3. Construa sua análise de forças para enfatizar o machine learning
Algumas formas de machine learning – particularmente aquelas baseadas em análise de regressão – são extensões diretas de capacidades analíticas de uma empresa. Se você já domina grande parte da “análise artesanal” com base em hipóteses humanas, pode ser o momento para explorar a geração automática de modelos analíticos por meio da aprendizagem de máquina.

4. Watson
O Watson, da IBM, ocupa a posição de alto custo e destaque na corrida cognitiva. Mas sim, você pode acessar a preços acessíveis as APIs do Watson por meio do Bluemix, desenvolvedor de cloud da IBM. A empresa gosta de começar o trabalho junto a clientes com uma proposta “Cognitive Value Assessment”, que indica o melhor lugar para obter sucesso com soluções cognitivas. Em seguida, a companhia fornece consultores e até mesmo pesquisadores Ph.D. para auxiliar os clientes. Mas isso não produz um resultado mais barato ou rápido. Especialmente se você for o primeiro em sua indústria a usar o Watson, haverá necessidade de diversos treinamentos e integrações. Mas as empresas que se sentem confortáveis em trabalhar com a IBM em grande escala e acreditam que é importante para dar um grande passo em seus negócios com a tecnologia cognitiva, vão considerar esta abordagem adequada.

5. Utilize chatbots
Chatbots são uma tecnologia cognitiva que usam conversas com linguagem naturais para interagir com aplicativos. Google, Apple, Microsoft e Facebook têm plataformas para desenvolvedores para implantar suas chatbots. Especialmente se a sua empresa está focada em mobile, em que os consumidores parecem particularmente inclinados em utilizar chatbots, você pode usar a tecnologia cognitiva, escolhendo uma das APIs dessas empresas e conectar seus aplicativos com elas.

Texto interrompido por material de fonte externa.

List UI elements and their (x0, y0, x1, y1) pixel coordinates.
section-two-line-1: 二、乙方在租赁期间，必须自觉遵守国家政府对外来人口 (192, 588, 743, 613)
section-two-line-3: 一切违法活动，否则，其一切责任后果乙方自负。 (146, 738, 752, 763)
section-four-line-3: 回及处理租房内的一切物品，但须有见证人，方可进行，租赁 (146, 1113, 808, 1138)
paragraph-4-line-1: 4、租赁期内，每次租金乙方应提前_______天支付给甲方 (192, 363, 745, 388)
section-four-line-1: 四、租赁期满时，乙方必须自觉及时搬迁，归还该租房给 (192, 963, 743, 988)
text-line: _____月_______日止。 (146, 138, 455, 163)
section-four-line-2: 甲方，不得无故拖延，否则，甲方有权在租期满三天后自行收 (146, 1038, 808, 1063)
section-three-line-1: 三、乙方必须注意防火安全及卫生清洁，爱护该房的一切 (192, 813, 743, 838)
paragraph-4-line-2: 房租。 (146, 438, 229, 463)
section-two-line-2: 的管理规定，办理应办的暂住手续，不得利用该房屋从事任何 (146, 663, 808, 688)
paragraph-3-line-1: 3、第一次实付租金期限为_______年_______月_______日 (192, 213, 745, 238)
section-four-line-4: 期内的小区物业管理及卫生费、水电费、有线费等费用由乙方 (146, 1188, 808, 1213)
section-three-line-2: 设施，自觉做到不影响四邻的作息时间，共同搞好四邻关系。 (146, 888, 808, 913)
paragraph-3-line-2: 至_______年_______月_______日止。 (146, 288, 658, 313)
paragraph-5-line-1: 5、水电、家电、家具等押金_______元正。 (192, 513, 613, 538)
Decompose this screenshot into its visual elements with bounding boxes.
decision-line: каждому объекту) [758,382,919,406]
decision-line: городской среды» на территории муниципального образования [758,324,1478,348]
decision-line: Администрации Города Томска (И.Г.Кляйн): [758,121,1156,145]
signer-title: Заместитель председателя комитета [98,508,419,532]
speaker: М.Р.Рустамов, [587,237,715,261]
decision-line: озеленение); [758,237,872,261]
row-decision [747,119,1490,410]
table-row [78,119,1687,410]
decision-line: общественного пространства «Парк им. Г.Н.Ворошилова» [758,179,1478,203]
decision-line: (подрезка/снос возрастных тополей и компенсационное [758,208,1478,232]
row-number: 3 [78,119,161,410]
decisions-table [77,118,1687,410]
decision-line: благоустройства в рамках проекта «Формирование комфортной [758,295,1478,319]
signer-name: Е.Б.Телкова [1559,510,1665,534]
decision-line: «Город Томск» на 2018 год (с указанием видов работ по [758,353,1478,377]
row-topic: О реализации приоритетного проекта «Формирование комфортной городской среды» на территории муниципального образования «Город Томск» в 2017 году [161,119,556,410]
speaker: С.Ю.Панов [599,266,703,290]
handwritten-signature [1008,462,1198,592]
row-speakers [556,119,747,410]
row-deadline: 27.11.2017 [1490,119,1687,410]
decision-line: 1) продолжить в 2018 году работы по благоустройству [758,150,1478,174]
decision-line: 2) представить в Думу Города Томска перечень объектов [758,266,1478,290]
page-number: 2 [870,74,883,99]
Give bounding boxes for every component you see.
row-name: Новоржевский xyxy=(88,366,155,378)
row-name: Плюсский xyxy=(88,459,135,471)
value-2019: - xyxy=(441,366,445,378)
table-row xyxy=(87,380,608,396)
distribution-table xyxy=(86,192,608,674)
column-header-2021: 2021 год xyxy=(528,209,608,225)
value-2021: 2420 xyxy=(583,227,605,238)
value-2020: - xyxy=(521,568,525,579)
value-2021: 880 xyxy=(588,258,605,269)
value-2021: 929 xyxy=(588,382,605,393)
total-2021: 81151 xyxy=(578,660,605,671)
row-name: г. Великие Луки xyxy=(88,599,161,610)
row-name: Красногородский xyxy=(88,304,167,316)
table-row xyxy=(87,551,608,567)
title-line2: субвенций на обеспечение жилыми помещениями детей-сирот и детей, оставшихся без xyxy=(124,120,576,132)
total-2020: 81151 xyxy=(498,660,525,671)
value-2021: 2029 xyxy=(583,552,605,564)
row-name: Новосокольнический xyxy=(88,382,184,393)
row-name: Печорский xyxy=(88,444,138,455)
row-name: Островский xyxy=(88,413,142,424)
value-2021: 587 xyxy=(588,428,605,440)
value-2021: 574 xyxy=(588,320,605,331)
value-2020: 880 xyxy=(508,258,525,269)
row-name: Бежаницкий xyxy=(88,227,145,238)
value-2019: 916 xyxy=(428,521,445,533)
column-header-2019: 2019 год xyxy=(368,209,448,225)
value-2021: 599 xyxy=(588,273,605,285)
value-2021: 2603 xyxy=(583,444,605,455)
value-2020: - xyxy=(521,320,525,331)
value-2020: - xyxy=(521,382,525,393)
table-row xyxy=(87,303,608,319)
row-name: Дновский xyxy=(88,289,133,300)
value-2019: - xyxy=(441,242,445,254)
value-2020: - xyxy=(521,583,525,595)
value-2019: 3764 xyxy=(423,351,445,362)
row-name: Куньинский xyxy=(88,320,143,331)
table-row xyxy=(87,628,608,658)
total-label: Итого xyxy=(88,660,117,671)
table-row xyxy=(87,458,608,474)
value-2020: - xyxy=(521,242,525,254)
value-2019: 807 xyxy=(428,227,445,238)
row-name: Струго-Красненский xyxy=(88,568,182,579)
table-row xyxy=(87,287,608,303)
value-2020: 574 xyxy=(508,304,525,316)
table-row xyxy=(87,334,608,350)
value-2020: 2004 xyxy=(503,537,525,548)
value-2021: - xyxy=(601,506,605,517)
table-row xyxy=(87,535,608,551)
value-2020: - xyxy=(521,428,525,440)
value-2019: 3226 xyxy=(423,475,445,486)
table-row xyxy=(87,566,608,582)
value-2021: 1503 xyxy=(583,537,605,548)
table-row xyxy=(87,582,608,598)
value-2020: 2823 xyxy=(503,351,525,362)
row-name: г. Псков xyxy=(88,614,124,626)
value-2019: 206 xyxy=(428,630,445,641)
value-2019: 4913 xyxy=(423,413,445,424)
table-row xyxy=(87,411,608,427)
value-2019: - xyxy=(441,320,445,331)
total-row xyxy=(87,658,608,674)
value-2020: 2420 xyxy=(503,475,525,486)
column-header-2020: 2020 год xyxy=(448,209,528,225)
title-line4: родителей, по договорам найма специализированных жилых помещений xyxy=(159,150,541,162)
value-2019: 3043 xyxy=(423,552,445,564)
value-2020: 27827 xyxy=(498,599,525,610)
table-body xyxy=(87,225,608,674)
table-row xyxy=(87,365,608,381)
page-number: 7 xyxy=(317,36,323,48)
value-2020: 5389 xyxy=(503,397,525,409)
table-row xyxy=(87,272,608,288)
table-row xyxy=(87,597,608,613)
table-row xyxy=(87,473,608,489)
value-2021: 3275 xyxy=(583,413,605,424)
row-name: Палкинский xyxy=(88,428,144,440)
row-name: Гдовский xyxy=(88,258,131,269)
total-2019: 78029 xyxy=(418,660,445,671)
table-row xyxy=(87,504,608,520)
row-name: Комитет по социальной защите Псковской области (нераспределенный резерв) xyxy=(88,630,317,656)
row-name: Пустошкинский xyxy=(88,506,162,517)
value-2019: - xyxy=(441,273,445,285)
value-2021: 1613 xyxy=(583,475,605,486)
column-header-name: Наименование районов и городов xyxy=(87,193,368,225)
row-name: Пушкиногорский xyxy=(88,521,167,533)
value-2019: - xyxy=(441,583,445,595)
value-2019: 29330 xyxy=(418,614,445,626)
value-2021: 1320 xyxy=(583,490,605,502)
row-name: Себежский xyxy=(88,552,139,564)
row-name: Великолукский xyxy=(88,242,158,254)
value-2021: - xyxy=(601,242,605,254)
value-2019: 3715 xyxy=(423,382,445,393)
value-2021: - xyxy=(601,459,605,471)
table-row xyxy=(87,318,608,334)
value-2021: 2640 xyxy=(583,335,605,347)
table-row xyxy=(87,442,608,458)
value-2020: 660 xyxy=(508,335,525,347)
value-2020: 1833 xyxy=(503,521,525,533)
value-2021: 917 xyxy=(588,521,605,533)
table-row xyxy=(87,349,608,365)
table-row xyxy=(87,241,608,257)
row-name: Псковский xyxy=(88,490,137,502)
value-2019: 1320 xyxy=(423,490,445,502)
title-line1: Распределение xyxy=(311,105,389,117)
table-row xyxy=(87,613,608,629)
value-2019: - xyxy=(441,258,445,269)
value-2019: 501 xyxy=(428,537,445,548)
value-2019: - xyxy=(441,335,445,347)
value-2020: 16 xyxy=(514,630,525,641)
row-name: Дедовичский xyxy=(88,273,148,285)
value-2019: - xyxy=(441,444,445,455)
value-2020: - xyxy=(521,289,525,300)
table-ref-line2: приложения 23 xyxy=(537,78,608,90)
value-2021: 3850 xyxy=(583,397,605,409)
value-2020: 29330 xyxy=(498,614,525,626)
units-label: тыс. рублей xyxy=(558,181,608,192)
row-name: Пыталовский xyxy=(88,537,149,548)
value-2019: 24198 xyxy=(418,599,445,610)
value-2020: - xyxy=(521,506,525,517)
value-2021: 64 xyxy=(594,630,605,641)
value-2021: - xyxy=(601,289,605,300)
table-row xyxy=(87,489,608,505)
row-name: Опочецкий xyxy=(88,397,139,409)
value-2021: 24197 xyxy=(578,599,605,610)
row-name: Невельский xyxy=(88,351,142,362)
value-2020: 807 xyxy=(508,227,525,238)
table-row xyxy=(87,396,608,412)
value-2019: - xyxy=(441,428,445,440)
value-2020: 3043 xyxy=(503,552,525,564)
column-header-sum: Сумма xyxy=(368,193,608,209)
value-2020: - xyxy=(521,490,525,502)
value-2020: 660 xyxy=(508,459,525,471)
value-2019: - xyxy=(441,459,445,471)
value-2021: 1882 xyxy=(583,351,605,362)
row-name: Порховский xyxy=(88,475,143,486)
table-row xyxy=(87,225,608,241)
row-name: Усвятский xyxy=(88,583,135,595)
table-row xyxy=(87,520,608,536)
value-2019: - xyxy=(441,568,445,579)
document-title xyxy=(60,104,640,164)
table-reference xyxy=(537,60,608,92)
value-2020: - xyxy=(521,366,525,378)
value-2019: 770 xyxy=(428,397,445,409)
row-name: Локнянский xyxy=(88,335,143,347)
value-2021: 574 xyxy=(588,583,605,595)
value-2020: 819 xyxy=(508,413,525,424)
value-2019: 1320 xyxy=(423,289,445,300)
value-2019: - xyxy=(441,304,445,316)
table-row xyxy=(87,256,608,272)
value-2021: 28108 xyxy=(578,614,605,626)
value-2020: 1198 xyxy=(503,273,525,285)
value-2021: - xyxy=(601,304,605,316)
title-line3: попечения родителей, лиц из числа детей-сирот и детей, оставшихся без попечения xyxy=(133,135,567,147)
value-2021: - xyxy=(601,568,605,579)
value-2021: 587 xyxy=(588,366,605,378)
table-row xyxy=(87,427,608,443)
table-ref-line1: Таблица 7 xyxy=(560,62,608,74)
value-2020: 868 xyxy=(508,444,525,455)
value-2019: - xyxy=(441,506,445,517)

6. Transforme sua aplicação em uma ferramenta mais inteligente ou autônoma
Usando arquiteturas modulares, baseadas em componentes, é possível adicionar abordagens cognitivas para aplicações.

7. Desenvolva soluções a partir de softwares abertos
Há um vasto leque de opções de softwares cognitivos open source. A desvantagem é que, uma vez que o software é livre, esta abordagem oferece os mais baixos custos de software. E provavelmente também irá produzir os mais altos custos com recursos humanos, uma vez que os cientistas de dados que podem usar essas bibliotecas são raros e caros. Construindo sua solução cognitiva a partir do zero com ferramentas de código aberto também pode demorar mais do que algumas das outras opções. Portanto, este ponto, provavelmente, só faz sentido se a sua empresa tem necessidades muito especializadas e está disposta a fazer um compromisso de longo prazo para construir capacidades cognitivas. Também é uma boa abordagem se você pretende incorporar características cognitivas em seu produto ou serviço.